Ted's Butcherblock: Ted's will cook you a whole turkey for a $25 fee (that's in addition to the cost of the actual turkey), and they have a serious list of traditional sides that they've put their own twist to: Country ham and white bean soup, a green bean and pimento cheese casserole (sounds like a great new tradition to me), roasted beets, double cream herbed smashed potatoes, whiskey butterscotch yams, classic turkey gravy, fresh cranberry sauce, spiced carrot cake, pecan pie, and pumpkin pie. You can pick up on Tuesday or Thursday Thanksgiving week. The prices range from $12/quart to $8/lb.

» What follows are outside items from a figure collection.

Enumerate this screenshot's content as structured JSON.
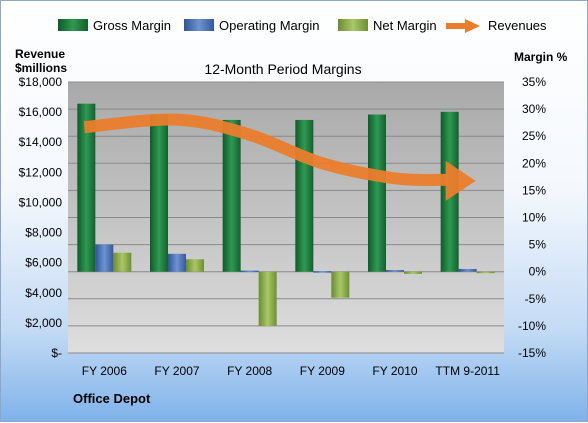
{
  "chart_data": {
    "type": "bar",
    "title": "12-Month Period Margins",
    "left_axis_title_line1": "Revenue",
    "left_axis_title_line2": "$millions",
    "right_axis_title": "Margin %",
    "company": "Office Depot",
    "categories": [
      "FY 2006",
      "FY 2007",
      "FY 2008",
      "FY 2009",
      "FY 2010",
      "TTM 9-2011"
    ],
    "left_ticks": [
      "$-",
      "$2,000",
      "$4,000",
      "$6,000",
      "$8,000",
      "$10,000",
      "$12,000",
      "$14,000",
      "$16,000",
      "$18,000"
    ],
    "left_ylim": [
      0,
      18000
    ],
    "right_ticks": [
      "-15%",
      "-10%",
      "-5%",
      "0%",
      "5%",
      "10%",
      "15%",
      "20%",
      "25%",
      "30%",
      "35%"
    ],
    "right_ylim": [
      -15,
      35
    ],
    "series": [
      {
        "name": "Gross Margin",
        "values": [
          31,
          29,
          28,
          28,
          29,
          29.5
        ],
        "color": "#1e7b3e"
      },
      {
        "name": "Operating Margin",
        "values": [
          5,
          3.3,
          0.2,
          0.1,
          0.3,
          0.5
        ],
        "color": "#4a72b8"
      },
      {
        "name": "Net Margin",
        "values": [
          3.5,
          2.3,
          -10,
          -4.8,
          -0.4,
          -0.2
        ],
        "color": "#8cb04a"
      },
      {
        "name": "Revenues",
        "values": [
          15000,
          15500,
          14500,
          12600,
          11600,
          11500
        ],
        "color": "#ea7d2c"
      }
    ],
    "legend_position": "top",
    "grid": true
  }
}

Cru Catering will let you pick up the entire meal on Nov. 24 at their 1784 Harmon St. location.
Baby Arugula Salad
Duck Confit, Julienne Tomato,
Candy Pecan and Toasted Cumin Pumpkin Seeds
Whole Fried Turkey
Hazelnut Country Ham Corn Bread Stuffing,
Roasted Herb and Garlic Fingerling Potatoes
Caramelized Braised Brussel Sprouts, Pancetta
Apple Crumble Tort
Carmel Apples and Spiced Walnuts
You can't get your turkey at Boulevard Diner, but they will be happy to supply with every side your holiday table might need.
For $10 per quart, you can get the following popular Boulevard dishes:
Okra & Tomatoes
Squash & Onions
And a half a pan of green bean casserole will cost you $30.
Whole Foods is making it super easy to not strain yourself this Thanksgiving. Head to wholefoods.com/shop and simply order what you need, from turkeys to sides to a vegan dinner for one.
For $89.99, you can get an entire pre-cooked dinner for 6-8 people with an herb-rubbed turkey, homestyle mashed potatoes, Southern cornbread dressing, green bean casserole, cranberry orange relish, and gravy.